Ответа не последовало.

– Или ваши телепатические способности превосходят способности обвиняемого, который сообщил мне, что у него они ограничены расстоянием в двадцать пять - тридцать ярдов?

Хиггинсон прищурился, но не ответил ничего.

– Вы и сами не знаете своих способностей?

– Не знаю.

– Жаль! - отрезал адвокат и, покачав головой, сел.

Третий свидетель - темная личность оливкового цвета - мрачно разглядывал свои ботинки, пока прокурор не начал допроса.

– Ваше имя?

– Доминик Лолордо.

Он произнес это тихим голосом, будто хотел, чтобы телезрители не только не видели его, но и не слышали.

– Вы - директор рыбного ресторана?

– Да.

– Вы узнаете это существо на скамье подсудимых?

Лолордо скосил глаза.

– Да.

– При каких обстоятельствах вы видели его в последний раз?

– У меня в забегаловке, после закрытия.

– Оно ворвалось в помещение перед самым закатом, и вы проснулись в тот момент, когда оно приступило к грабежу, не так ли?

– Верно.

– Вы не попытались схватить его?

Лолордо состроил гримасу.

– Это его-то? Схватить? Да посмотрите на него!

– Но ведь если бы вы увидели, что вас грабят, наружность вора вас бы не остановила? - многозначительно заметил прокурор. - Тут, конечно, было что-то еще?

– Оно влезло в окно, - сказал Лолордо уже громче прежнего. - Прямо в окно, проделало в нем дыру, повторившую его собственные очертания. И ушло точно тем же путем - просто еще одна такая же дыра в окне. И ни разбитого стекла, ни осколков - ничего. Что бы вы на моем месте стали делать с зеленым кошмаром, который лезет в окно так, как будто там нет никакого стекла?

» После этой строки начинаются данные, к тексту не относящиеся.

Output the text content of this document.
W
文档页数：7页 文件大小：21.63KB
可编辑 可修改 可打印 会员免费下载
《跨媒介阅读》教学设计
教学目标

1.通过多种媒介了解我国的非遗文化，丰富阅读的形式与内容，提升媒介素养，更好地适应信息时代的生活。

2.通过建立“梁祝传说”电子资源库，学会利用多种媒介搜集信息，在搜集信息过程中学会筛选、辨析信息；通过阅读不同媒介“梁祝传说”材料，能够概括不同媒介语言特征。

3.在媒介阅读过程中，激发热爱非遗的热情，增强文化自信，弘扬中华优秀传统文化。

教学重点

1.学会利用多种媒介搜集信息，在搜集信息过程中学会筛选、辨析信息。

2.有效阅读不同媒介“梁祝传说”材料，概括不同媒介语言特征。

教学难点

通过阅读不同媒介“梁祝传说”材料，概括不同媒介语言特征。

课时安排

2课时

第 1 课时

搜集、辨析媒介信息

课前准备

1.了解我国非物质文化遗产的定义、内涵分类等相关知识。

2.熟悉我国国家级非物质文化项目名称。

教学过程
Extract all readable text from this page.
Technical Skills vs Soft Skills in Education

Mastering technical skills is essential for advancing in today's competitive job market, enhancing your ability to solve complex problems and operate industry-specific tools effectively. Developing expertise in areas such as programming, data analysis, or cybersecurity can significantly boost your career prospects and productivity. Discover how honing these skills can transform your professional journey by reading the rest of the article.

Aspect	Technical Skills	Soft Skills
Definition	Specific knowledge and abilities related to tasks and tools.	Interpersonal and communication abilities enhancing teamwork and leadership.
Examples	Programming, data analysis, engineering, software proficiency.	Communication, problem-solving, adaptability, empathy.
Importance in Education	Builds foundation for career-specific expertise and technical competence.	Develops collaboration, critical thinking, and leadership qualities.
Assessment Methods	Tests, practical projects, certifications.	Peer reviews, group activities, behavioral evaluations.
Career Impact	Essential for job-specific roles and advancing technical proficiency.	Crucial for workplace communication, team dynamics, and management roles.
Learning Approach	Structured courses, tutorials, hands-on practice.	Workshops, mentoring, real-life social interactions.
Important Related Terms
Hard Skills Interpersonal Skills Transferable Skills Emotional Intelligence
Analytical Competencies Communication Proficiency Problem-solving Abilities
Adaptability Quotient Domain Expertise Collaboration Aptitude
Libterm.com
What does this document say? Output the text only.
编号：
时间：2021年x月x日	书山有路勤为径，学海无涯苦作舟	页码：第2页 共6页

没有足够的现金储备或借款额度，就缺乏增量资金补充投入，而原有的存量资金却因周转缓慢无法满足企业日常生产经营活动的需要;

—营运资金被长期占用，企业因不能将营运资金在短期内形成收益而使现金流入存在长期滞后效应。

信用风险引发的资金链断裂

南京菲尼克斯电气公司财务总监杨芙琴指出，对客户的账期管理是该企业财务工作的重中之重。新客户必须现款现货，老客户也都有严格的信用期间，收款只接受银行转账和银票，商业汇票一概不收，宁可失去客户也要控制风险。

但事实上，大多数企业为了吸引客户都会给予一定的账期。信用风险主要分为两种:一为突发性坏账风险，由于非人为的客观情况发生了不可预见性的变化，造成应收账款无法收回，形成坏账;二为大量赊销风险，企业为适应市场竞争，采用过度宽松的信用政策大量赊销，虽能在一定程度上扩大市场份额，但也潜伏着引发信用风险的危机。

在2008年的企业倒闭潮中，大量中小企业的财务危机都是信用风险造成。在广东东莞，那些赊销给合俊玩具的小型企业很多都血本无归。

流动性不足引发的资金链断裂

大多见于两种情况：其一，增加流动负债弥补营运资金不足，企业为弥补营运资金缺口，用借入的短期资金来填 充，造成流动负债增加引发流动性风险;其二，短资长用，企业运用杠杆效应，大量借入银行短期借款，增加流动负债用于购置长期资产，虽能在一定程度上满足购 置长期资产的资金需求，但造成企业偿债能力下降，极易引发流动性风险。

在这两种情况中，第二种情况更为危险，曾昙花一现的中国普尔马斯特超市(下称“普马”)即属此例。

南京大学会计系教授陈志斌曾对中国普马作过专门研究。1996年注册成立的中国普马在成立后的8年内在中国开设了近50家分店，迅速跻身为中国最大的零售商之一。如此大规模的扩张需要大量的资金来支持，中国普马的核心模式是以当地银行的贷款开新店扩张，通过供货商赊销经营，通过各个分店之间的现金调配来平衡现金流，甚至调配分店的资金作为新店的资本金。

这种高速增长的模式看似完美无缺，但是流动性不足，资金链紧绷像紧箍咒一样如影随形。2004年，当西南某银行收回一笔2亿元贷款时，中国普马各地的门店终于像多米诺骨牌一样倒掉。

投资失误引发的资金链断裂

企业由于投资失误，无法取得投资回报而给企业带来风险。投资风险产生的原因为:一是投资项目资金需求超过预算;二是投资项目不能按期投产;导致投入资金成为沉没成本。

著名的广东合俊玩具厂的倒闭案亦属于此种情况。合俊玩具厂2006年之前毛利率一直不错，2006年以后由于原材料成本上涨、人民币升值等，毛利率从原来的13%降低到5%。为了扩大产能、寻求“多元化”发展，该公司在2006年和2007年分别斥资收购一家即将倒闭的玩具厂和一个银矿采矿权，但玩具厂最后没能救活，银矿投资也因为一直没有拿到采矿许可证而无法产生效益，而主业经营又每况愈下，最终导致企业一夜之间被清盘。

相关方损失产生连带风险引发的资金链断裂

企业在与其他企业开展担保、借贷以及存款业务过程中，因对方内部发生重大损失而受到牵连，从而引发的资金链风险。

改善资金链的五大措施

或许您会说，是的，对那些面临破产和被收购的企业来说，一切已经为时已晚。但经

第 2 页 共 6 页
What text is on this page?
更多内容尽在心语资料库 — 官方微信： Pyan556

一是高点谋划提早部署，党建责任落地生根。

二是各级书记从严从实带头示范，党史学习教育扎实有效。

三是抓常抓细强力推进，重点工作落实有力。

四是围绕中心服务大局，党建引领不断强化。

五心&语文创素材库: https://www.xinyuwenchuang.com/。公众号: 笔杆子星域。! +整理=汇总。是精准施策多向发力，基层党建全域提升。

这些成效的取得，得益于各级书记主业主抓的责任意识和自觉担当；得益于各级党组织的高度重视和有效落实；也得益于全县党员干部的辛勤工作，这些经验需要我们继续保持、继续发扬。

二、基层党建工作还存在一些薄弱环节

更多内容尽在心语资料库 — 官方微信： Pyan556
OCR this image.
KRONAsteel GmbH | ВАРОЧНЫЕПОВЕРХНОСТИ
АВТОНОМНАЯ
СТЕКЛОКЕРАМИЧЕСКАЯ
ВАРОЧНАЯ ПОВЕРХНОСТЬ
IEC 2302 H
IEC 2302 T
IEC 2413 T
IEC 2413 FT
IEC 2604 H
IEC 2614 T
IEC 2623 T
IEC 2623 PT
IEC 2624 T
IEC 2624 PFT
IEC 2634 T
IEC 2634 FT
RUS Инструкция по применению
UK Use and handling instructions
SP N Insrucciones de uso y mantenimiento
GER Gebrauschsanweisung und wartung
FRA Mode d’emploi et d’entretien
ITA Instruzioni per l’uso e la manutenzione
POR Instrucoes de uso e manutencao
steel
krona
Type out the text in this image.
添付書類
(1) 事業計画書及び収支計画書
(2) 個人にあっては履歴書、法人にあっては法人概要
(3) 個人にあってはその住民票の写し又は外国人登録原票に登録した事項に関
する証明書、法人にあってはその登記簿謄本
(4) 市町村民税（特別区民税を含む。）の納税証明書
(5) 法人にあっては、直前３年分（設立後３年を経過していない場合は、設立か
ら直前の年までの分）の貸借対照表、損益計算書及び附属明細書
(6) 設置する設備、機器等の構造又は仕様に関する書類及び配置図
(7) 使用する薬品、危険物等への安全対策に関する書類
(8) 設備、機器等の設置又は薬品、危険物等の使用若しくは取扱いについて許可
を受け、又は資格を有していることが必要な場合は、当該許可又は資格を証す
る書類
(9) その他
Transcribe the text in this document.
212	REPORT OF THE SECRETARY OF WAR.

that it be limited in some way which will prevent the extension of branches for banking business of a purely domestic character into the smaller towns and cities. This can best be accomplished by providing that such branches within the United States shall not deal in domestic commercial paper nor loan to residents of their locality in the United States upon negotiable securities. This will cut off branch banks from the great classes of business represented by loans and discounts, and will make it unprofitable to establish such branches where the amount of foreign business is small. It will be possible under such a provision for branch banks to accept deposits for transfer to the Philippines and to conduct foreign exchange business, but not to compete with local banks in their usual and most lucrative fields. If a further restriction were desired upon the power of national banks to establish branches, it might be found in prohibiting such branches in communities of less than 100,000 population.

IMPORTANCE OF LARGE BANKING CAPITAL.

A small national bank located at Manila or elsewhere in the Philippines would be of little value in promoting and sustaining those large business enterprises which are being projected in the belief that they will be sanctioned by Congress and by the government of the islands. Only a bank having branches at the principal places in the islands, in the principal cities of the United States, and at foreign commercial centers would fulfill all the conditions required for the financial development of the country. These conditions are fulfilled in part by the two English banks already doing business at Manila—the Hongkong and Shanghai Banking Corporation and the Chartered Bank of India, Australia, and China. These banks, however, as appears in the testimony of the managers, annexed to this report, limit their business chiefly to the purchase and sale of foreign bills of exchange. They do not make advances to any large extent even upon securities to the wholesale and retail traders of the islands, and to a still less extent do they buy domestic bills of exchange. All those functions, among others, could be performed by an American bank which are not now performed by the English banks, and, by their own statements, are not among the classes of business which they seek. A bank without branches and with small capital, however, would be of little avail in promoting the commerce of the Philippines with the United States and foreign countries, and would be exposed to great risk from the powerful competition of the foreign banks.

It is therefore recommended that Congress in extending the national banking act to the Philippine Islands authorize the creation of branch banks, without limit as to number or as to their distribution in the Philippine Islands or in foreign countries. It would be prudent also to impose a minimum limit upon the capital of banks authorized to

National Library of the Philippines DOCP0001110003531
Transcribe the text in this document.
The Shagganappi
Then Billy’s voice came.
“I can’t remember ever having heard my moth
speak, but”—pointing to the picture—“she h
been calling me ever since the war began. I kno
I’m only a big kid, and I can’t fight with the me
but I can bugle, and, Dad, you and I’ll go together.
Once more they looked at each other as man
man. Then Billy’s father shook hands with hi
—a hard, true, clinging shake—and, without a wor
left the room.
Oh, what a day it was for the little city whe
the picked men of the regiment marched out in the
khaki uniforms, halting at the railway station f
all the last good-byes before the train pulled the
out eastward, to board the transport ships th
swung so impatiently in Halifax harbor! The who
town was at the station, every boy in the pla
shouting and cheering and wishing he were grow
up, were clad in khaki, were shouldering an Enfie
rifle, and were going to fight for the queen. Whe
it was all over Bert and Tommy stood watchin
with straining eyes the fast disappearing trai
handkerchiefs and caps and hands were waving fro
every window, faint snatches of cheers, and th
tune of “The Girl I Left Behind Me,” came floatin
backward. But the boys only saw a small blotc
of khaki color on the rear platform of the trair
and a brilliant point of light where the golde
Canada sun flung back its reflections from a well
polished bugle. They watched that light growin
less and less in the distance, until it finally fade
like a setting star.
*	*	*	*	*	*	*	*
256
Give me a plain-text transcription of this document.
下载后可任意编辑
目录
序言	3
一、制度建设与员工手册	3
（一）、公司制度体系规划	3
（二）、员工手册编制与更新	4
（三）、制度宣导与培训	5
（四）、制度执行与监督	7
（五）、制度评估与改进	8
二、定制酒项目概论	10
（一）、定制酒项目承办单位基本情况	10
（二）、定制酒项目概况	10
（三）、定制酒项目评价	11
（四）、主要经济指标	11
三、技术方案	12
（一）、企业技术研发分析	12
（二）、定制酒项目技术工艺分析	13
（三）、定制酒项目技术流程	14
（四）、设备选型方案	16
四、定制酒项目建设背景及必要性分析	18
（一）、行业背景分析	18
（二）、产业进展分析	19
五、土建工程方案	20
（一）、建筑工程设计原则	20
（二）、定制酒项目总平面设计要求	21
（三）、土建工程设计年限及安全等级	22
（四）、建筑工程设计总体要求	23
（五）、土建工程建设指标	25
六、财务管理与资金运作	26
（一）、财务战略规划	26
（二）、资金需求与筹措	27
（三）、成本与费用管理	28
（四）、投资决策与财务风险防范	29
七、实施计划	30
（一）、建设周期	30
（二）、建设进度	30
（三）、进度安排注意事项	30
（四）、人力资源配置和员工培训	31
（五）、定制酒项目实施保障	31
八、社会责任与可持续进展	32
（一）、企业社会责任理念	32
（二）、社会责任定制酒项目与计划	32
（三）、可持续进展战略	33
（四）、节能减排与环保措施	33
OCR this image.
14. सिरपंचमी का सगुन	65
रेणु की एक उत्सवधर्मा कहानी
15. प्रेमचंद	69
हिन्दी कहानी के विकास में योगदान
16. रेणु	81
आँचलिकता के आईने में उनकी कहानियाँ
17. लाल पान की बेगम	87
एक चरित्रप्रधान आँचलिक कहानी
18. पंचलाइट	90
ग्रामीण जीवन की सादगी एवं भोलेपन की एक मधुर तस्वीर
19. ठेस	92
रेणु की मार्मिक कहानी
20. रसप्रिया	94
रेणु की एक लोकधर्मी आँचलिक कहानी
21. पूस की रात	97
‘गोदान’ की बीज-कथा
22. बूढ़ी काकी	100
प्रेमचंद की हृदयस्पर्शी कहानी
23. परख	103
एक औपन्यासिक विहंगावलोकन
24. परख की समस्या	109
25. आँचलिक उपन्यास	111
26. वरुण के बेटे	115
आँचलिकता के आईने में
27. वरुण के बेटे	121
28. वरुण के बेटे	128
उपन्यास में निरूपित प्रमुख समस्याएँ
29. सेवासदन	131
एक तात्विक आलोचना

– Когда существо проявило свои сверхъестественные способности, вы бросились за помощью?

– А вы как думали?!

– Но помощь пришла слишком поздно? Когда бессовестного грабителя и след простыл?

– Да.

Прокурор жестом дал понять, что кончил, и к допросу приступил адвокат.

– Вы утверждаете, что вас ограбили. Что у вас украли?

– Так, пустяки.

– Это не ответ.

– Разве? - Лолордо зевнул с нарочитым безразличием.

Судья в центре, грозно нахмурившись, наклонился вперед.

– Вы что, хотите схватить срок за неуважение к суду?

– Он украл немного лобстеров и устриц, - неохотно, но поспешно ответил Лолордо.

– Другими словами, плотную еду, а? - спросил адвокат.

– Ну, если хотите…

– Вы не подумали, что обвиняемый был безумно голоден?